Fix metatags not showing autocomplete results until after the first
letter was typed. For example, typing `filetype:` didn't show any
completions until another letter was typed. Now typing `filetype:` shows
all available file types.
This was because `filetype:` by itself wasn't recognized as a valid
search before, since metatags always required a value. Now it is a valid
search, so it's technically possible to search for `filetype:` by
itself. In this case the metatag value will be the empty string, which
will return no results because there are no posts where the filetype is
the empty string.
This sounds nonsensical, but it's potentially useful for metatags like
the `source:` metatag, where searching for posts with an empty source
does make sense. It was also technically possible before by searching
for `source:""`, so making the value optional doesn't change anything.
Fix queries like `(fate_(series) saber)` being parsed as `fate_(series` + `saber)`
instead of `fate_(series)` + `saber`.
This is pretty hacky. We assume that parentheses in tags are balanced.
So the rule is that trailing parentheses are part of the tag as long as
they're balanced, and not part of the tag if they're unbalanced.
This is necessary for the `commentary:` metatag, which has different
behavior depending on whether the metatag value is quoted. For example,
`commentary:translated` finds translated commentaries, while
`commentary:"translated"` finds commentaries containing the literal word
"translated".
Refactor the `PostQuery::AST#simplify` method to split it into three
methods: `#trim` to eliminate redundant AND and OR clauses, `#simplify`
to expand deeply nested subexpressions, and `#sort` to sort the query
into alphabetical order.
This is so we can normalize queries written by users by parsing and
rewriting them, but without expanding out nested subexpressions, which
can substantially alter the way the query is written.
Add a new tag tag search parser that supports full boolean expressions, including `and`,
`or`, and `not` operators and parenthesized subexpressions.
This is only the parser itself, not the code for converting the search into SQL. The new
parser isn't used yet for actual searches.

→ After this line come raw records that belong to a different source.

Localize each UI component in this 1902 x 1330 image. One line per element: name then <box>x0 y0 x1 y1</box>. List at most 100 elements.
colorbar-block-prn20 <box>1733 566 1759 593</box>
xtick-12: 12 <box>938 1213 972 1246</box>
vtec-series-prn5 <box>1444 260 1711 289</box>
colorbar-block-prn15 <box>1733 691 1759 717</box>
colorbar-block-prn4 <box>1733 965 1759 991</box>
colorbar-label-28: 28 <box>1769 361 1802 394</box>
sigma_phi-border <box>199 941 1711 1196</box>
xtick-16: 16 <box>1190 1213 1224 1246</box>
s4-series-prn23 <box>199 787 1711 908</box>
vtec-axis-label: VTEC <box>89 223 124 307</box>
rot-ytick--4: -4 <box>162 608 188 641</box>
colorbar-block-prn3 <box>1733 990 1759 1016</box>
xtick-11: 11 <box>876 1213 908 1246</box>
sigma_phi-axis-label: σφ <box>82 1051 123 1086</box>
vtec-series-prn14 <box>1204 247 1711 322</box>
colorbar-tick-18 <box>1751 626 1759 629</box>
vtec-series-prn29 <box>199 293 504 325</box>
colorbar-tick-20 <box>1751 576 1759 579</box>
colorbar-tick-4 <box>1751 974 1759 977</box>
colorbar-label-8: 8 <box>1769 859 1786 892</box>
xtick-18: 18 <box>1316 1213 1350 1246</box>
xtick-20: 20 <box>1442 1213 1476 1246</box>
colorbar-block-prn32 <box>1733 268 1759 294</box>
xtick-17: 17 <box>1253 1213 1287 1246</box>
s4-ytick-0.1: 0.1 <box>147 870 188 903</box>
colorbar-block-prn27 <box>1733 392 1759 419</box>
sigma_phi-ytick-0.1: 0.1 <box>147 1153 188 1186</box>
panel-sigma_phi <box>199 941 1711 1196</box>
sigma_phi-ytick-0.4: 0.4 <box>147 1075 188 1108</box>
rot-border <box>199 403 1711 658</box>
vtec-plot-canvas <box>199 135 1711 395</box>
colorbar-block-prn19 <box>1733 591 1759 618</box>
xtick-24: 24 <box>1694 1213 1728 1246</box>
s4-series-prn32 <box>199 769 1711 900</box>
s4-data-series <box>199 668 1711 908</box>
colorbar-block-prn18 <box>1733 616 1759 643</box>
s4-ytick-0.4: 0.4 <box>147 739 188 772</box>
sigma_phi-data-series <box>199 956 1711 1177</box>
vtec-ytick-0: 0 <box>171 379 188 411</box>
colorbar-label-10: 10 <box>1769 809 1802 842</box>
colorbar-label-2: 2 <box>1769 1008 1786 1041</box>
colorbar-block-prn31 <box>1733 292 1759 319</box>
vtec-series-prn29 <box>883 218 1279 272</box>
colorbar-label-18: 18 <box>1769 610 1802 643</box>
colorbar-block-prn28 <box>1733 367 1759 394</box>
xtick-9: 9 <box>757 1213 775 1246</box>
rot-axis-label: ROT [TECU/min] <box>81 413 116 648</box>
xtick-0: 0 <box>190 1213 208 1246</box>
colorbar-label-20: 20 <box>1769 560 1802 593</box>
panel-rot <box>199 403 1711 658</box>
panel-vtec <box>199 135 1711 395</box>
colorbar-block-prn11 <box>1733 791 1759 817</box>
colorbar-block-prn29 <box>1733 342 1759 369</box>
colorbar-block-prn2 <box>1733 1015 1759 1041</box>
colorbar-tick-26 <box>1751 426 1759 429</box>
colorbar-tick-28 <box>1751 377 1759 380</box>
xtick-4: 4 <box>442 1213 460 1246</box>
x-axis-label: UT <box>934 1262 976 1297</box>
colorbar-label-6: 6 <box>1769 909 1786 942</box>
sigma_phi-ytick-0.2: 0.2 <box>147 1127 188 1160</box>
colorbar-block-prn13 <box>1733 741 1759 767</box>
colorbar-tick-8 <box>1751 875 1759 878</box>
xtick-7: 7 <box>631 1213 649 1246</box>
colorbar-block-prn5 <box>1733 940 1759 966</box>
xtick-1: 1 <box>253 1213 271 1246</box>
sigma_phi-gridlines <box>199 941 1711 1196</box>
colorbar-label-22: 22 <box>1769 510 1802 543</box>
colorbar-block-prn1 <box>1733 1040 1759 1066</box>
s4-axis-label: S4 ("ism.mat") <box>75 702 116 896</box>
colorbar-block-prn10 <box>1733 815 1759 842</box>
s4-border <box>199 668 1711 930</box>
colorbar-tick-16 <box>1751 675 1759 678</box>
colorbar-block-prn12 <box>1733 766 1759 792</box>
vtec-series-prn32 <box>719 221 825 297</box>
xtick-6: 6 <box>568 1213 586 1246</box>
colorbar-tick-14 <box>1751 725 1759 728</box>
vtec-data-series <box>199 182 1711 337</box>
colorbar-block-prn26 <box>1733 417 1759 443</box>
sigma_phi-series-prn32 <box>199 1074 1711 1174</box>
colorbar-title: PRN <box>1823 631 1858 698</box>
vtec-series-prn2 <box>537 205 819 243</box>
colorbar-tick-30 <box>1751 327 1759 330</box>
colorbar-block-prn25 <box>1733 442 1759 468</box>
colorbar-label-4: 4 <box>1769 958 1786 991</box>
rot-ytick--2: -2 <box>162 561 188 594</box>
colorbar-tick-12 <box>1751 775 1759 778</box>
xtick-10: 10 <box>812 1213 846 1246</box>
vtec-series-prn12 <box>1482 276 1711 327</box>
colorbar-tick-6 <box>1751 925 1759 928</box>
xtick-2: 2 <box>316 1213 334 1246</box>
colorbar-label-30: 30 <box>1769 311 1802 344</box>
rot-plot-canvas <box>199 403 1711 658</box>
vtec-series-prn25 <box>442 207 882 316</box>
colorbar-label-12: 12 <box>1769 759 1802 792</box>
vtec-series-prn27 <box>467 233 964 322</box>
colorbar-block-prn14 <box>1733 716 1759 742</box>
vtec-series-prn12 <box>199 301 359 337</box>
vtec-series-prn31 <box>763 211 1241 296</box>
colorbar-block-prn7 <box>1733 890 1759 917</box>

Searches still use the old parser.
Some example syntax:
* `1girl 1boy`
* `1girl and 1boy` (same as `1girl 1boy`)
* `1girl or 1boy`
* `~1girl ~1boy` (same as `1girl or 1boy`)

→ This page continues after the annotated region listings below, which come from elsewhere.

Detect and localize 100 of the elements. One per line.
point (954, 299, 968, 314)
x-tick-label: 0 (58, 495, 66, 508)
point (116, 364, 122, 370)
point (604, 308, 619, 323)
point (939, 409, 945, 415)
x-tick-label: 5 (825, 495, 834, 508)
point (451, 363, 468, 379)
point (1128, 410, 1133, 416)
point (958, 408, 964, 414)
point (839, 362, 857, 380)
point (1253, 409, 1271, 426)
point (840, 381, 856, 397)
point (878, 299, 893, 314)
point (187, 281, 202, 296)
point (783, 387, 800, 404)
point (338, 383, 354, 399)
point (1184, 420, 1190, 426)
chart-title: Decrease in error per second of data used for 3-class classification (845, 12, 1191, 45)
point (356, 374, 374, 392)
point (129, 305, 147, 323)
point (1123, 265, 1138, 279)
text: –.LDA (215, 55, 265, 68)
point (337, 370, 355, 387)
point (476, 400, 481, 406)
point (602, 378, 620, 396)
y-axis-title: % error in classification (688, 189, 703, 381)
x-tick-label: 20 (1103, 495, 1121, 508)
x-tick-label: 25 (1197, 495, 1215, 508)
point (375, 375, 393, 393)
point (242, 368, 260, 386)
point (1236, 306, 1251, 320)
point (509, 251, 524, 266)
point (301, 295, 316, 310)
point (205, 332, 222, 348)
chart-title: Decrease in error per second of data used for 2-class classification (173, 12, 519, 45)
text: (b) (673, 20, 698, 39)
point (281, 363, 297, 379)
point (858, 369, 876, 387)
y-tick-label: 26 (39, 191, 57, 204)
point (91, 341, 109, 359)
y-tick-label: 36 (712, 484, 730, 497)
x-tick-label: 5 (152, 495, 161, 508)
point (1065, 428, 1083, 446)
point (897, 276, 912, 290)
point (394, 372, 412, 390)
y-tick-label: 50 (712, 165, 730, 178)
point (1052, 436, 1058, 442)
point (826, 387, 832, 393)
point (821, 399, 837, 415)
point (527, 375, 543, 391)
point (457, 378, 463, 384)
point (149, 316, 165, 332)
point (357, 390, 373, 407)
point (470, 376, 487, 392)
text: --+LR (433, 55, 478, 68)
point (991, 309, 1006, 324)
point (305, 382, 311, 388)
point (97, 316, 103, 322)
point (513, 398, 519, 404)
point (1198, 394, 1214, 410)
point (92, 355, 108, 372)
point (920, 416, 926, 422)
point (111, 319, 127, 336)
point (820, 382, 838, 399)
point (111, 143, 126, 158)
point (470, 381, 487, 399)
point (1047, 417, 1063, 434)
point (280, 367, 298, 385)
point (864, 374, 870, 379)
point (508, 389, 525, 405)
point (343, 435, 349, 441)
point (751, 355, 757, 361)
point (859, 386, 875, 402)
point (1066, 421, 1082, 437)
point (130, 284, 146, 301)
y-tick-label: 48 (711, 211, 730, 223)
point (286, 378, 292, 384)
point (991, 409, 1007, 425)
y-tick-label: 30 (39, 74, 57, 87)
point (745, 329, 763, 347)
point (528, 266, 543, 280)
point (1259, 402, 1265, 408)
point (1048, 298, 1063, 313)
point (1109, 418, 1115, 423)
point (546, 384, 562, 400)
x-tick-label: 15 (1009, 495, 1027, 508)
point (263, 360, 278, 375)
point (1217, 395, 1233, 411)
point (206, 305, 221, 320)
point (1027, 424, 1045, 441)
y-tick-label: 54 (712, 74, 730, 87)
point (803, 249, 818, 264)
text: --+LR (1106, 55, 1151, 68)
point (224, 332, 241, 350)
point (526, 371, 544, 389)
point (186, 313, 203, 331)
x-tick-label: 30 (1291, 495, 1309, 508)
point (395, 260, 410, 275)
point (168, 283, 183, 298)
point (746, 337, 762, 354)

* `1girl and ((blonde_hair blue_eyes) or (red_hair green_eyes))`
* `1girl ~(blonde_hair blue_eyes) ~(red_hair green_eyes)` (same as above)
* `1girl -(blonde_hair blue_eyes)`
* `*_hair *_eyes`
* `*_hair or *_eyes`
* `user:evazion or fav:evazion`
* `~user:evazion ~fav:evazion`
Rules:
AND is implicit between terms, but may be written explicitly:
* `a b c` is `a and b and c`
AND has higher precedence (binds tighter) than OR:
* `a or b and c or d` is `a or (b and c) or d`
* `a or b c or d e` is `a or (b and c) or (d and e)`
All `~` operators in the same subexpression are combined into a single OR:
* `a b ~c ~d` is `a b (c or d)`
* `~a ~b and ~c ~d` is `(a or b) (c or d)`
* `(~a ~b) (~c ~d)` is `(a or b) (c or d)`
A single `~` operator in a subexpression by itself is ignored:
* `a ~b` is `a b`
* `~a and ~b` is `a and b`, which is `a b`
* `(~a) ~b` is `a ~b`, which is `a b`
The parser is written as a backtracking recursive descent parser built on top of
StringScanner and a handful of parser combinators. The parser generates an AST, which is
then simplified using Boolean algebra to remove redundant nodes and to convert the
expression to conjunctive normal form (that is, a product of sums, or an AND of ORs).